Jim Rickards has been predicting $10,000 gold. Recently, he appeared on CNBC’s Squawk Box and stuck to that prediction, saying the dynamics are in place for gold to reach that $10,000 mark.
Rickards said he thinks we are at the beginning of an extended gold bull market, possibly similar to the late 1990s when the price of the yellow metal went up 615% over a 12-year period. He conceded gold can be volatile, so he doesn’t pay as much attention to short-term fluctuations in price. But he did note an interesting fact in the wake of the recent price jumps after some major world events:
What impresses me is that gold going up immediately after the Brexit vote, or gold going up a little bit after the Turkey coup, that you can understand. Those are kind of flight to quality, fear-trade reactions. But gold didn’t go down a lot when those things were over…It’s got a very good foundation – kind of around the $1,330 level, so it seems poised to go up a lot from here.”
Earlier this year, Peter Schiff picked up on something few reported on when a former Federal Reserve president admitted the central bank created a phony wealth effect by pumping up stocks and other asset markets through its monetary policy. Several months later, analysis proved this was true, showing that 93% of the entire stock market move since 2008 was caused by Federal Reserve policy.
Today, the Fed continues to focus on propping up asset markets. Even a former Federal Reserve governor admits this is the case. Kevin Warsh appeared CNBC’s Squawk Box on Thursday and said the Fed isn’t really “data dependent” in the sense that it is looking at the overall economy. It is really market dependent.

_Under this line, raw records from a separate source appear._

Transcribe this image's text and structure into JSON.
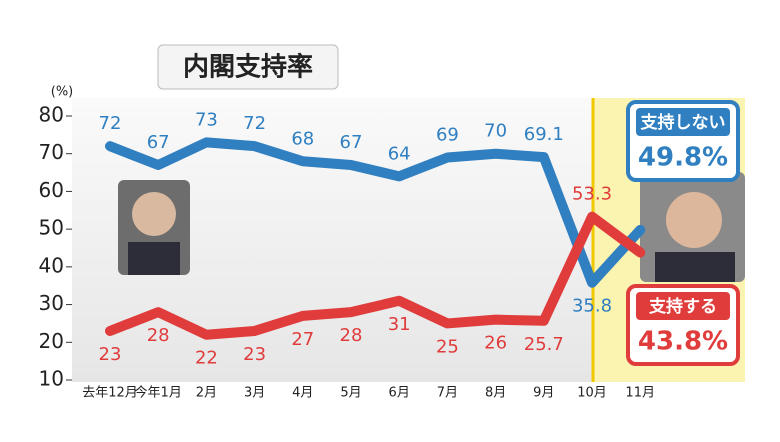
{
  "chart_data": {
    "type": "line",
    "title": "内閣支持率",
    "y_unit": "(%)",
    "categories": [
      "去年12月",
      "今年1月",
      "2月",
      "3月",
      "4月",
      "5月",
      "6月",
      "7月",
      "8月",
      "9月",
      "10月",
      "11月"
    ],
    "series": [
      {
        "name": "支持しない",
        "color": "#2f7fc1",
        "values": [
          72,
          67,
          73,
          72,
          68,
          67,
          64,
          69,
          70,
          69.1,
          35.8,
          49.8
        ],
        "value_labels": [
          "72",
          "67",
          "73",
          "72",
          "68",
          "67",
          "64",
          "69",
          "70",
          "69.1",
          "35.8",
          "49.8%"
        ]
      },
      {
        "name": "支持する",
        "color": "#e03c3c",
        "values": [
          23,
          28,
          22,
          23,
          27,
          28,
          31,
          25,
          26,
          25.7,
          53.3,
          43.8
        ],
        "value_labels": [
          "23",
          "28",
          "22",
          "23",
          "27",
          "28",
          "31",
          "25",
          "26",
          "25.7",
          "53.3",
          "43.8%"
        ]
      }
    ],
    "ylim": [
      10,
      80
    ],
    "yticks": [
      10,
      20,
      30,
      40,
      50,
      60,
      70,
      80
    ]
  }
}
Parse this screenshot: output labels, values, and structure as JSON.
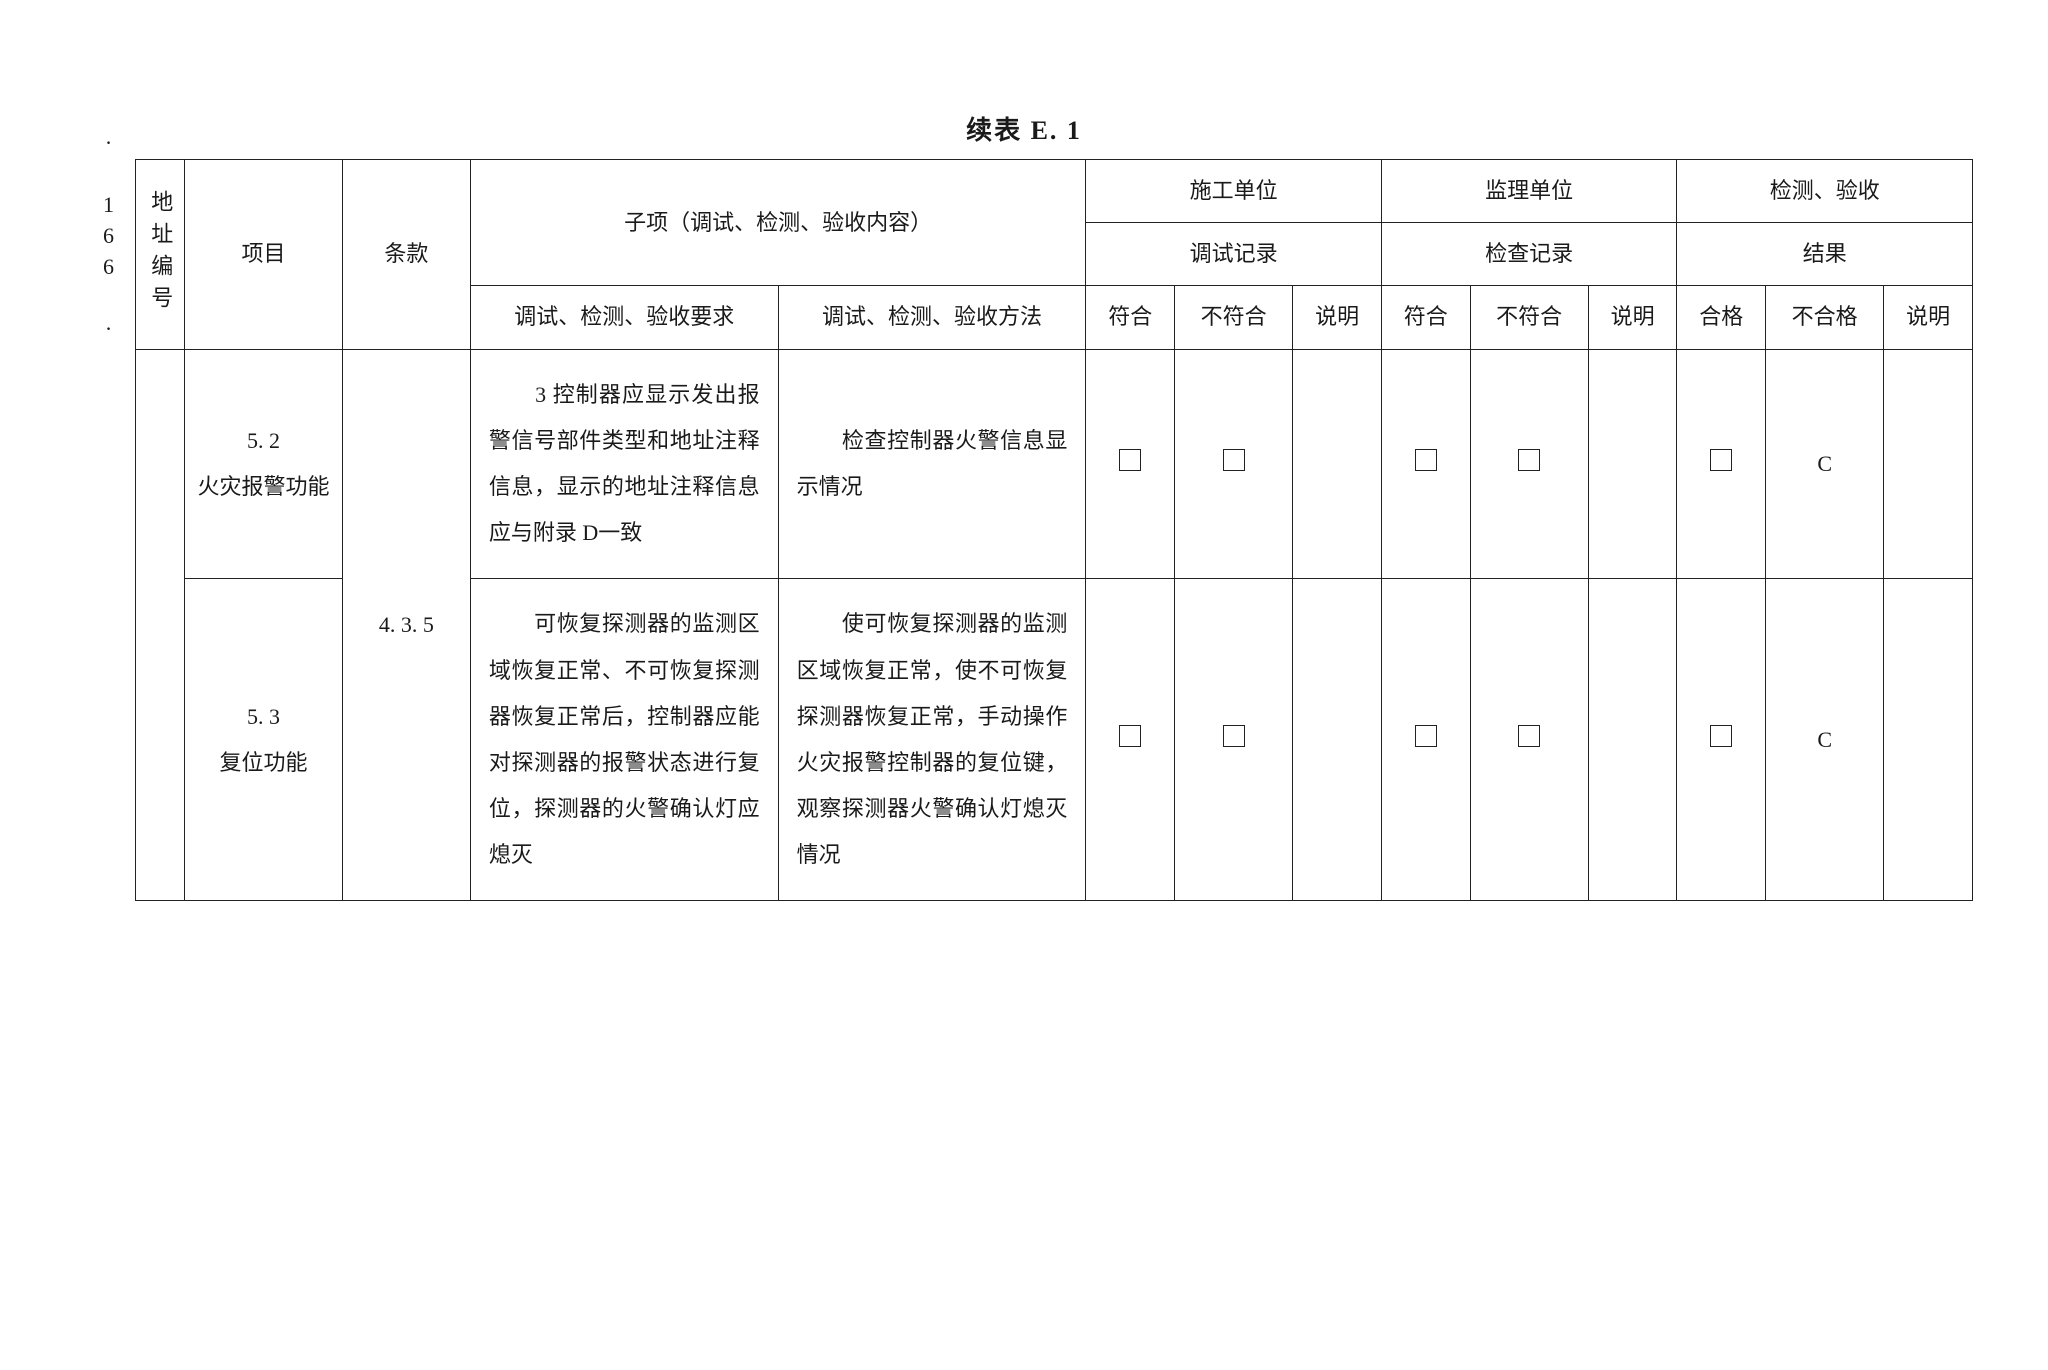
{
  "page_number_vert": "· 166 ·",
  "table_title": "续表 E. 1",
  "header": {
    "addr_no": "地址编号",
    "project": "项目",
    "clause": "条款",
    "subitem": "子项（调试、检测、验收内容）",
    "sub_req": "调试、检测、验收要求",
    "sub_method": "调试、检测、验收方法",
    "construction_unit": "施工单位",
    "commissioning_record": "调试记录",
    "supervision_unit": "监理单位",
    "inspection_record": "检查记录",
    "test_accept": "检测、验收",
    "result": "结果",
    "ok": "符合",
    "ng": "不符合",
    "note": "说明",
    "pass": "合格",
    "fail": "不合格"
  },
  "rows": [
    {
      "project_no": "5. 2",
      "project_name": "火灾报警功能",
      "clause": "4. 3. 5",
      "requirement": "　　3 控制器应显示发出报警信号部件类型和地址注释信息，显示的地址注释信息应与附录 D一致",
      "method": "　　检查控制器火警信息显示情况",
      "fail_grade": "C"
    },
    {
      "project_no": "5. 3",
      "project_name": "复位功能",
      "requirement": "　　可恢复探测器的监测区域恢复正常、不可恢复探测器恢复正常后，控制器应能对探测器的报警状态进行复位，探测器的火警确认灯应熄灭",
      "method": "　　使可恢复探测器的监测区域恢复正常，使不可恢复探测器恢复正常，手动操作火灾报警控制器的复位键，观察探测器火警确认灯熄灭情况",
      "fail_grade": "C"
    }
  ],
  "colors": {
    "text": "#1a1a1a",
    "border": "#222222",
    "background": "#ffffff"
  },
  "typography": {
    "body_fontsize_pt": 16,
    "title_fontsize_pt": 19,
    "line_height": 2.1,
    "font_family": "SimSun / Songti"
  }
}
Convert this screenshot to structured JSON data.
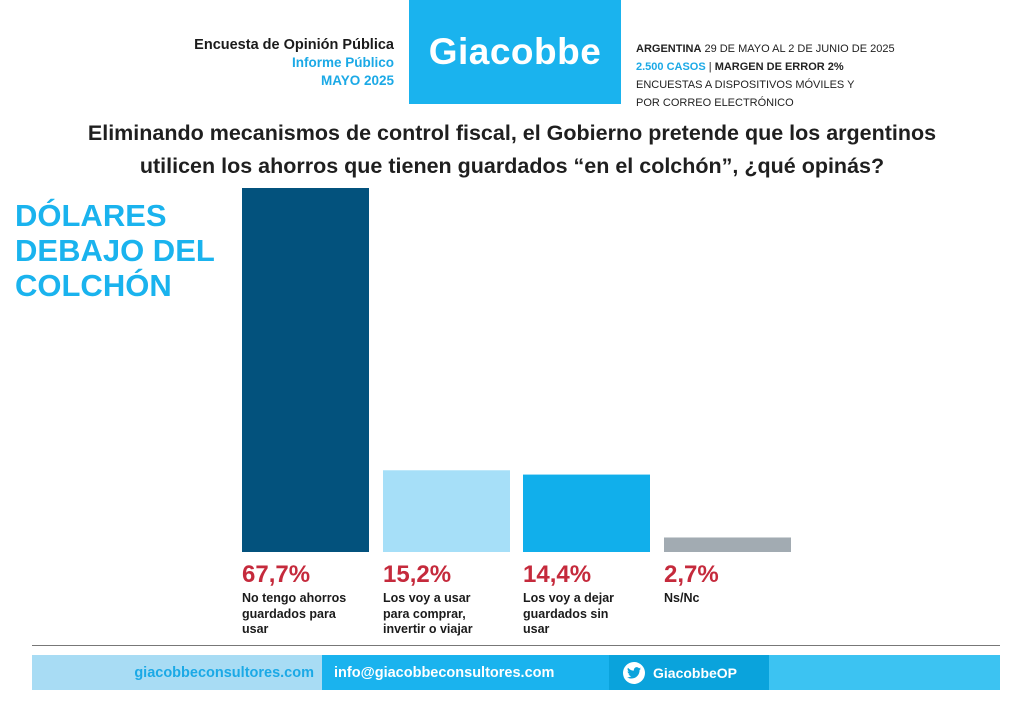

They look to me asset price dependent more than they look data dependent. When the stock market falls like it did in the beginning of this year, they say, ‘Oh, we better not do anything.’ Stock markets are now at career highs. I suspect when they meet over the course of the next 10 days they will suggest, ‘Oh, now they look like they can be somewhat more responsible.’ I don’t like changing policy meeting to meeting based on data, or even with what the S&P 500 is doing. I like making it based on what’s happening on the real side of the economy, and that has not been very convenient over the last six to nine months.”